I just have to say that I am heart-broken for Magazine Man and his family. So much to happen to one family in so little time- such great joy followed by the shock of such a tragedy. I can't tell you how many times I have thought about them today.
This got me to thinking about how strange it is to be a part of the blog world, whether as a reader or a writer (or both). There are some blogs I read and I feel so connected to the person writing it- whether as someone living a life similar to mine (engaged in their 20s), or someone with the same interests, or just good people. Magazine Man is different because the quality of his writing just sucks me in to his life and his family. When I read about his heroic Blaze rescue I CRIED. And then I was trying to tell someone else about it and guess what? Couldn't do it because I CRIED AGAIN! His is the first blog I ever regularly read.

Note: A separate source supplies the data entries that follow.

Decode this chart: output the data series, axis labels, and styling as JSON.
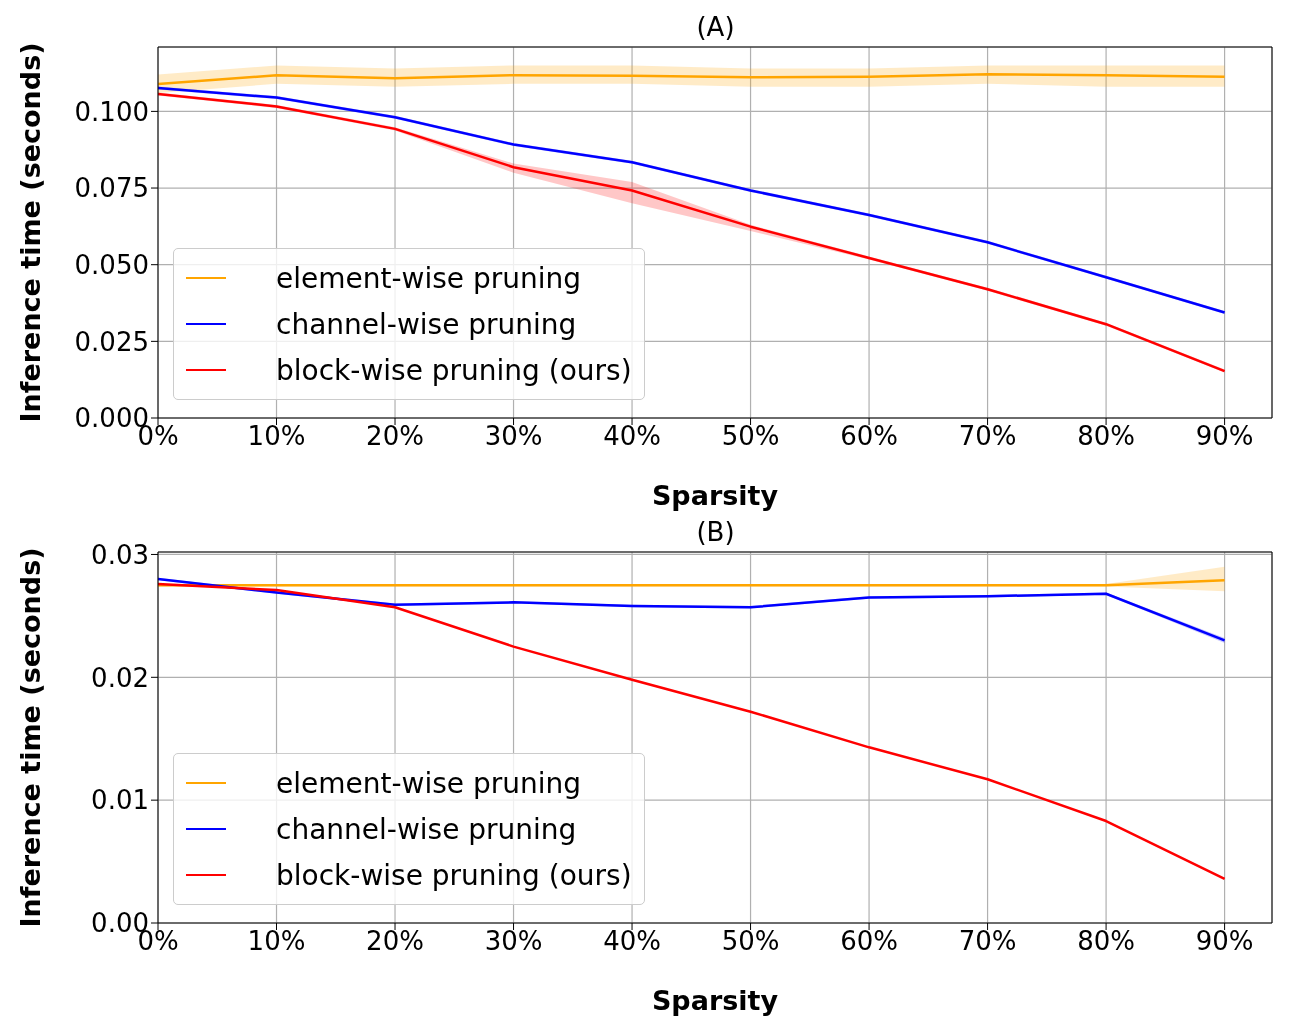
{
  "chart_data": [
    {
      "type": "line",
      "title": "(A)",
      "xlabel": "Sparsity",
      "ylabel": "Inference time (seconds)",
      "x": [
        0,
        10,
        20,
        30,
        40,
        50,
        60,
        70,
        80,
        90
      ],
      "xlim": [
        0,
        94
      ],
      "xticks": [
        {
          "value": 0,
          "label": "0%"
        },
        {
          "value": 10,
          "label": "10%"
        },
        {
          "value": 20,
          "label": "20%"
        },
        {
          "value": 30,
          "label": "30%"
        },
        {
          "value": 40,
          "label": "40%"
        },
        {
          "value": 50,
          "label": "50%"
        },
        {
          "value": 60,
          "label": "60%"
        },
        {
          "value": 70,
          "label": "70%"
        },
        {
          "value": 80,
          "label": "80%"
        },
        {
          "value": 90,
          "label": "90%"
        }
      ],
      "ylim": [
        0,
        0.121
      ],
      "yticks": [
        {
          "value": 0,
          "label": "0.000"
        },
        {
          "value": 0.025,
          "label": "0.025"
        },
        {
          "value": 0.05,
          "label": "0.050"
        },
        {
          "value": 0.075,
          "label": "0.075"
        },
        {
          "value": 0.1,
          "label": "0.100"
        }
      ],
      "grid": true,
      "legend": "bottom left",
      "series": [
        {
          "name": "element-wise pruning",
          "color": "#ffa500",
          "values": [
            0.1089,
            0.1118,
            0.1108,
            0.1118,
            0.1116,
            0.1111,
            0.1113,
            0.1121,
            0.1118,
            0.1113
          ],
          "lower": [
            0.106,
            0.109,
            0.108,
            0.109,
            0.109,
            0.108,
            0.108,
            0.109,
            0.108,
            0.108
          ],
          "upper": [
            0.112,
            0.115,
            0.114,
            0.115,
            0.115,
            0.114,
            0.114,
            0.115,
            0.115,
            0.115
          ]
        },
        {
          "name": "channel-wise pruning",
          "color": "#0000ff",
          "values": [
            0.1076,
            0.1045,
            0.0981,
            0.0892,
            0.0834,
            0.0742,
            0.0662,
            0.0573,
            0.0459,
            0.0344
          ],
          "lower": [
            0.1071,
            0.104,
            0.0976,
            0.0887,
            0.0829,
            0.0737,
            0.0657,
            0.0568,
            0.0454,
            0.0339
          ],
          "upper": [
            0.1081,
            0.105,
            0.0986,
            0.0897,
            0.0839,
            0.0747,
            0.0667,
            0.0578,
            0.0464,
            0.0349
          ]
        },
        {
          "name": "block-wise pruning (ours)",
          "color": "#ff0000",
          "values": [
            0.1057,
            0.1016,
            0.0943,
            0.0818,
            0.0742,
            0.0624,
            0.0522,
            0.042,
            0.0306,
            0.0153
          ],
          "lower": [
            0.1052,
            0.1011,
            0.0938,
            0.08,
            0.07,
            0.061,
            0.0517,
            0.0415,
            0.0301,
            0.0148
          ],
          "upper": [
            0.1062,
            0.1021,
            0.0948,
            0.083,
            0.077,
            0.063,
            0.0527,
            0.0425,
            0.0311,
            0.0158
          ]
        }
      ]
    },
    {
      "type": "line",
      "title": "(B)",
      "xlabel": "Sparsity",
      "ylabel": "Inference time (seconds)",
      "x": [
        0,
        10,
        20,
        30,
        40,
        50,
        60,
        70,
        80,
        90
      ],
      "xlim": [
        0,
        94
      ],
      "xticks": [
        {
          "value": 0,
          "label": "0%"
        },
        {
          "value": 10,
          "label": "10%"
        },
        {
          "value": 20,
          "label": "20%"
        },
        {
          "value": 30,
          "label": "30%"
        },
        {
          "value": 40,
          "label": "40%"
        },
        {
          "value": 50,
          "label": "50%"
        },
        {
          "value": 60,
          "label": "60%"
        },
        {
          "value": 70,
          "label": "70%"
        },
        {
          "value": 80,
          "label": "80%"
        },
        {
          "value": 90,
          "label": "90%"
        }
      ],
      "ylim": [
        0,
        0.0302
      ],
      "yticks": [
        {
          "value": 0,
          "label": "0.00"
        },
        {
          "value": 0.01,
          "label": "0.01"
        },
        {
          "value": 0.02,
          "label": "0.02"
        },
        {
          "value": 0.03,
          "label": "0.03"
        }
      ],
      "grid": true,
      "legend": "bottom left",
      "series": [
        {
          "name": "element-wise pruning",
          "color": "#ffa500",
          "values": [
            0.0275,
            0.0275,
            0.0275,
            0.0275,
            0.0275,
            0.0275,
            0.0275,
            0.0275,
            0.0275,
            0.0279
          ],
          "lower": [
            0.0274,
            0.0274,
            0.0274,
            0.0274,
            0.0274,
            0.0274,
            0.0274,
            0.0274,
            0.0274,
            0.027
          ],
          "upper": [
            0.0276,
            0.0276,
            0.0276,
            0.0276,
            0.0276,
            0.0276,
            0.0276,
            0.0276,
            0.0276,
            0.029
          ]
        },
        {
          "name": "channel-wise pruning",
          "color": "#0000ff",
          "values": [
            0.028,
            0.0269,
            0.0259,
            0.0261,
            0.0258,
            0.0257,
            0.0265,
            0.0266,
            0.0268,
            0.023
          ],
          "lower": [
            0.0279,
            0.0268,
            0.0258,
            0.026,
            0.0257,
            0.0256,
            0.0264,
            0.0265,
            0.0267,
            0.0228
          ],
          "upper": [
            0.0281,
            0.027,
            0.026,
            0.0262,
            0.0259,
            0.0258,
            0.0266,
            0.0267,
            0.0269,
            0.0232
          ]
        },
        {
          "name": "block-wise pruning (ours)",
          "color": "#ff0000",
          "values": [
            0.0276,
            0.0271,
            0.0257,
            0.0225,
            0.0198,
            0.0172,
            0.0143,
            0.0117,
            0.0083,
            0.0036
          ]
        }
      ]
    }
  ]
}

I know that this probably sounds silly because it is so obvious, but to feel so connected to someone whose name I don't even know is such a strange concept to me. It isn't like reading a book or watching a movie, it is personal, it happens in real time. These are not fictional characters. I feel their ups and downs and wish that I could give them hugs in bad times and laugh along with them in the good times. I never thought about how personal blogging is. Not in the sense of someone finding my blog and, gasp, DISCOVERING MY SECRET IDENTITY (like I work hard to keep it a secret, I have really chilled out about that). But the reverse, when a terrible thing happens to a complete stranger and I feel like it has happened to my best friend. And the weirdest thing is that I can't say to my non-blogging friends, "Holy shit, can you believe what has happened to Magazine Man?" because they don't understand how it all works.